Die Laboklin Expertenrunden sind beliebte online Gesprächsabende, in der die eingeladenen Expert:innen sich intensiv mit den Fragen des Publikums auseinandersetzen. Wir haben einige Highlights aus der Expertenrunde zur Thrombozytopenie für Sie herausgesucht. Teilnehmer:innen der Expertenrunde waren: Prof. Dr. Barbara Kohn aus der FU Berlin. Die Hämatologie ist einer ihrer Forschungsschwerpunkte. Als Intensivmedizinerin bringt Dr. Nadja Sigrist, die eine eigene Firma mit Weiterbildungs- und Consulting-Tätigkeit im Bereich Notfall- und Intensivmedizin betreibt, viel Erfahrung auf dem Gebiet mit. Eine weitere Expertin auf dem Gebiet der Hämatologie ist Dr. Vera Geisen aus der LMU München. Sandra Lapsina ist Diplomate des European College of Veterinary Clinical Pathology und betreut klinische Labordiagnostik bei Laboklin. Prof. Dr. Wolfgang Bäumer ist Direktor des Instituts für Pharmakologie und Toxikologie des Fachbereiches Veterinärmedizin der FU Berlin.

Gleich zu Anfang wird geklärt, dass eine Thrombozytopenie im Blutbefund zunächst verifiziert werden muss, bevor sie diagnostisch weiterverfolgt wird.
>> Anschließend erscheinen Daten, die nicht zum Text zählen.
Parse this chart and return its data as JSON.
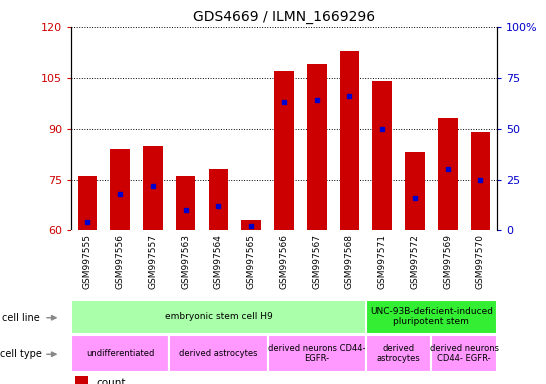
{
  "title": "GDS4669 / ILMN_1669296",
  "samples": [
    "GSM997555",
    "GSM997556",
    "GSM997557",
    "GSM997563",
    "GSM997564",
    "GSM997565",
    "GSM997566",
    "GSM997567",
    "GSM997568",
    "GSM997571",
    "GSM997572",
    "GSM997569",
    "GSM997570"
  ],
  "counts": [
    76,
    84,
    85,
    76,
    78,
    63,
    107,
    109,
    113,
    104,
    83,
    93,
    89
  ],
  "percentiles": [
    4,
    18,
    22,
    10,
    12,
    2,
    63,
    64,
    66,
    50,
    16,
    30,
    25
  ],
  "ymin": 60,
  "ymax": 120,
  "yticks": [
    60,
    75,
    90,
    105,
    120
  ],
  "ytick_labels": [
    "60",
    "75",
    "90",
    "105",
    "120"
  ],
  "right_yticks": [
    0,
    25,
    50,
    75,
    100
  ],
  "right_ytick_labels": [
    "0",
    "25",
    "50",
    "75",
    "100%"
  ],
  "bar_color": "#cc0000",
  "dot_color": "#0000cc",
  "bar_width": 0.6,
  "cell_line_groups": [
    {
      "label": "embryonic stem cell H9",
      "start": 0,
      "end": 9,
      "color": "#aaffaa"
    },
    {
      "label": "UNC-93B-deficient-induced\npluripotent stem",
      "start": 9,
      "end": 13,
      "color": "#33ee33"
    }
  ],
  "cell_type_groups": [
    {
      "label": "undifferentiated",
      "start": 0,
      "end": 3,
      "color": "#ff99ff"
    },
    {
      "label": "derived astrocytes",
      "start": 3,
      "end": 6,
      "color": "#ff99ff"
    },
    {
      "label": "derived neurons CD44-\nEGFR-",
      "start": 6,
      "end": 9,
      "color": "#ff99ff"
    },
    {
      "label": "derived\nastrocytes",
      "start": 9,
      "end": 11,
      "color": "#ff99ff"
    },
    {
      "label": "derived neurons\nCD44- EGFR-",
      "start": 11,
      "end": 13,
      "color": "#ff99ff"
    }
  ],
  "tick_color_left": "#cc0000",
  "tick_color_right": "#0000cc",
  "xtick_bg": "#d0d0d0"
}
S. Lapsina erläutert, dass die maschinelle Zählung durch aggregierte Thrombozyten oder dem Vorhandensein von sehr großen Thrombozyten beeinflusst werden kann. Dr. Sigrist schätzt Thrombozytopenien unter 50 G/l (50.000/µl) als potentiell riskant ein. Spontanblutungen treten in der Regel allerdings erst ab Werten unter 20 G/l auf.
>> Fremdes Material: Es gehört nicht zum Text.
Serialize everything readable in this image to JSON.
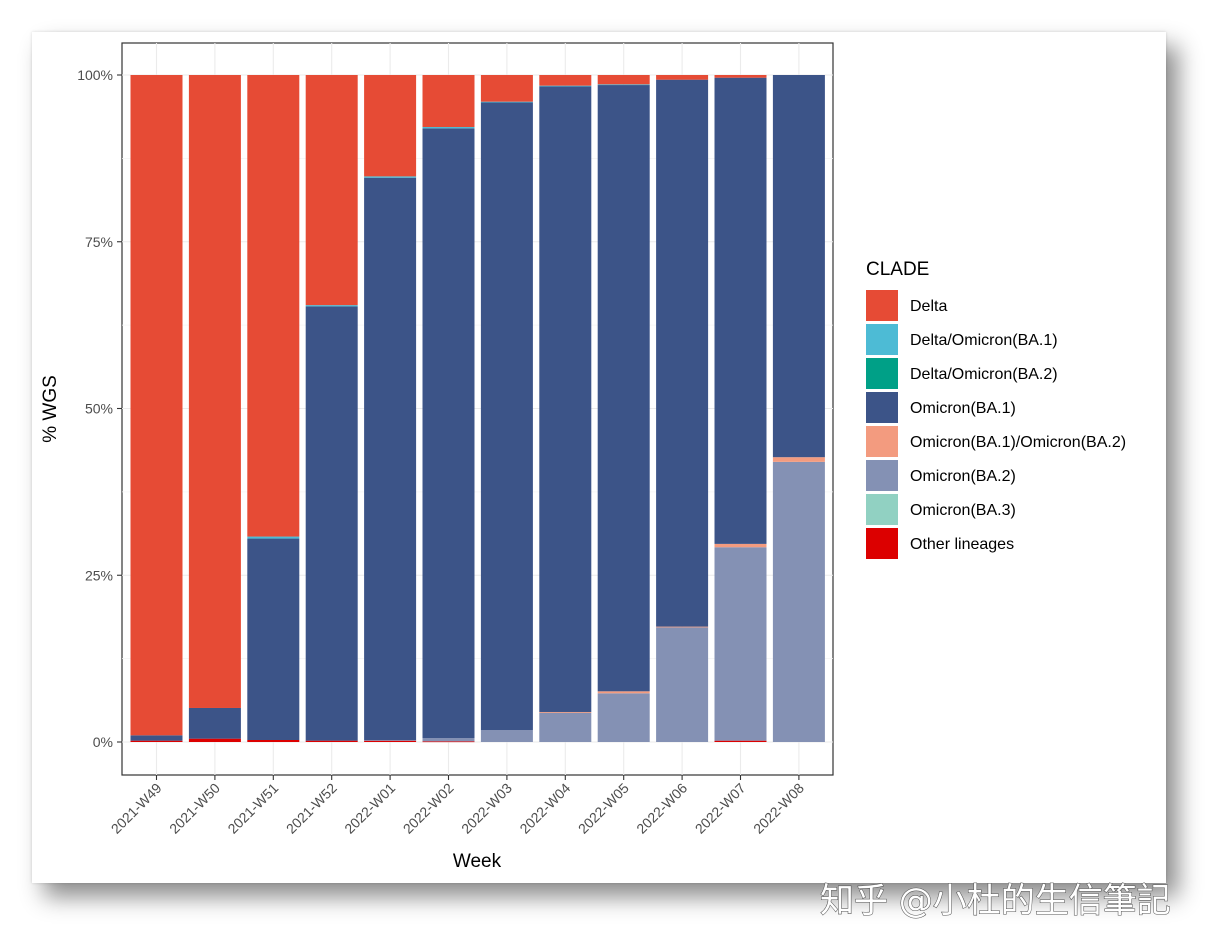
{
  "chart_data": {
    "type": "bar",
    "stacked": true,
    "title": "",
    "xlabel": "Week",
    "ylabel": "% WGS",
    "ylim": [
      0,
      100
    ],
    "y_ticks": [
      "0%",
      "25%",
      "50%",
      "75%",
      "100%"
    ],
    "y_tick_values": [
      0,
      25,
      50,
      75,
      100
    ],
    "categories": [
      "2021-W49",
      "2021-W50",
      "2021-W51",
      "2021-W52",
      "2022-W01",
      "2022-W02",
      "2022-W03",
      "2022-W04",
      "2022-W05",
      "2022-W06",
      "2022-W07",
      "2022-W08"
    ],
    "legend_title": "CLADE",
    "legend_position": "right",
    "series": [
      {
        "name": "Other lineages",
        "color": "#DC0000",
        "values": [
          0.2,
          0.5,
          0.3,
          0.2,
          0.2,
          0.1,
          0.0,
          0.0,
          0.0,
          0.0,
          0.2,
          0.0
        ]
      },
      {
        "name": "Omicron(BA.3)",
        "color": "#91D1C2",
        "values": [
          0,
          0,
          0,
          0,
          0,
          0,
          0,
          0,
          0,
          0,
          0,
          0
        ]
      },
      {
        "name": "Omicron(BA.2)",
        "color": "#8491B4",
        "values": [
          0,
          0,
          0,
          0,
          0.1,
          0.5,
          1.8,
          4.4,
          7.3,
          17.2,
          29.0,
          42.0
        ]
      },
      {
        "name": "Omicron(BA.1)/Omicron(BA.2)",
        "color": "#F39B7F",
        "values": [
          0,
          0,
          0,
          0,
          0,
          0,
          0,
          0.1,
          0.3,
          0.1,
          0.5,
          0.7
        ]
      },
      {
        "name": "Omicron(BA.1)",
        "color": "#3C5488",
        "values": [
          0.8,
          4.6,
          30.2,
          65.1,
          84.3,
          91.4,
          94.1,
          93.8,
          90.9,
          82.0,
          69.9,
          57.3
        ]
      },
      {
        "name": "Delta/Omicron(BA.2)",
        "color": "#00A087",
        "values": [
          0,
          0,
          0,
          0,
          0,
          0,
          0,
          0,
          0,
          0,
          0,
          0
        ]
      },
      {
        "name": "Delta/Omicron(BA.1)",
        "color": "#4DBBD5",
        "values": [
          0,
          0,
          0.3,
          0.2,
          0.2,
          0.2,
          0.1,
          0.1,
          0.1,
          0.0,
          0.0,
          0.0
        ]
      },
      {
        "name": "Delta",
        "color": "#E64B35",
        "values": [
          99.0,
          94.9,
          69.2,
          34.5,
          15.2,
          7.8,
          4.0,
          1.6,
          1.4,
          0.7,
          0.4,
          0.0
        ]
      }
    ],
    "legend_order": [
      "Delta",
      "Delta/Omicron(BA.1)",
      "Delta/Omicron(BA.2)",
      "Omicron(BA.1)",
      "Omicron(BA.1)/Omicron(BA.2)",
      "Omicron(BA.2)",
      "Omicron(BA.3)",
      "Other lineages"
    ],
    "grid": true
  },
  "watermark": "知乎 @小杜的生信筆記"
}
Die Zahl ist jedoch nur ein grober Anhaltspunkt. Prof. Kohn gibt zu bedenken, dass die Blutungstendenz von einer Vielzahl von Faktoren abhängig ist. So kann die hohe Funktionalität junger Thrombozyten auch bei starken Thrombozytopenien Blutungen verhindern. Eine Hyperglobulinämie auf der anderen Seite kann zu Blutungsneigungen im vermeintlich „sicheren“ Bereich führen.

Dr. Geisen gibt einen Überblick über die Ursachen einer Thrombozytopenie: Die Umverteilung von Blutplättchen in die Milz (Sequestration), z.B. bei einer Vergrößerung der Milz durch eine Infektionskrankheit oder ein Milztumor, führt oft nur zu einer geringgradigen, klinisch nicht relevanten Thrombozytopenie. Auch der Verlust von Thrombozyten im Rahmen einer akuten Blutung hat in der Regel lediglich eine leichte bis moderate Reduktion der Plättchenzahlen zur Folge. Relativ häufig zu beobachten sind Thrombozytopenien in Folge eines Verbrauches im Rahmen einer disseminierten intravasalen Gerinnung (DIC). Oft sind auch hier die Blutplättchen eher mild bis moderat erniedrigt, es kann aber auch eine hochgradige Thrombozytopenie entstehen. Die Zerstörung von Blutplättchen kann z.T. höchstgradige Thrombozytopenien auslösen. In den meisten Fällen handelt es sich um eine immun-mediierte Zerstörung. Diese ist allerdings sehr häufig assoziiert mit einem Auslöser, der oft infektiöser Natur ist. Aber auch sterile Entzündungen, Medikamente, Impfungen und Neoplasien kommen in Frage. Erst wenn kein Trigger gefunden wird, kann von einer primären (nicht-assoziierten) immun-mediierten Thrombozytopenie (ITP) gesprochen werden. Weiterhin kann ein Problem im Knochenmark zu reduzierter Bildung und damit einem Mangel an Thrombozyten führen. Zu Grunde liegen können Infektionen (z.B. Ehrlichien, Leishmanien, FeLV), Medikamente oder Neoplasien. Die Ausprägung reicht von mild bis hochgradig. Zudem sind angeborene Thrombozytopenien bei verschiedenen Rassen bekannt.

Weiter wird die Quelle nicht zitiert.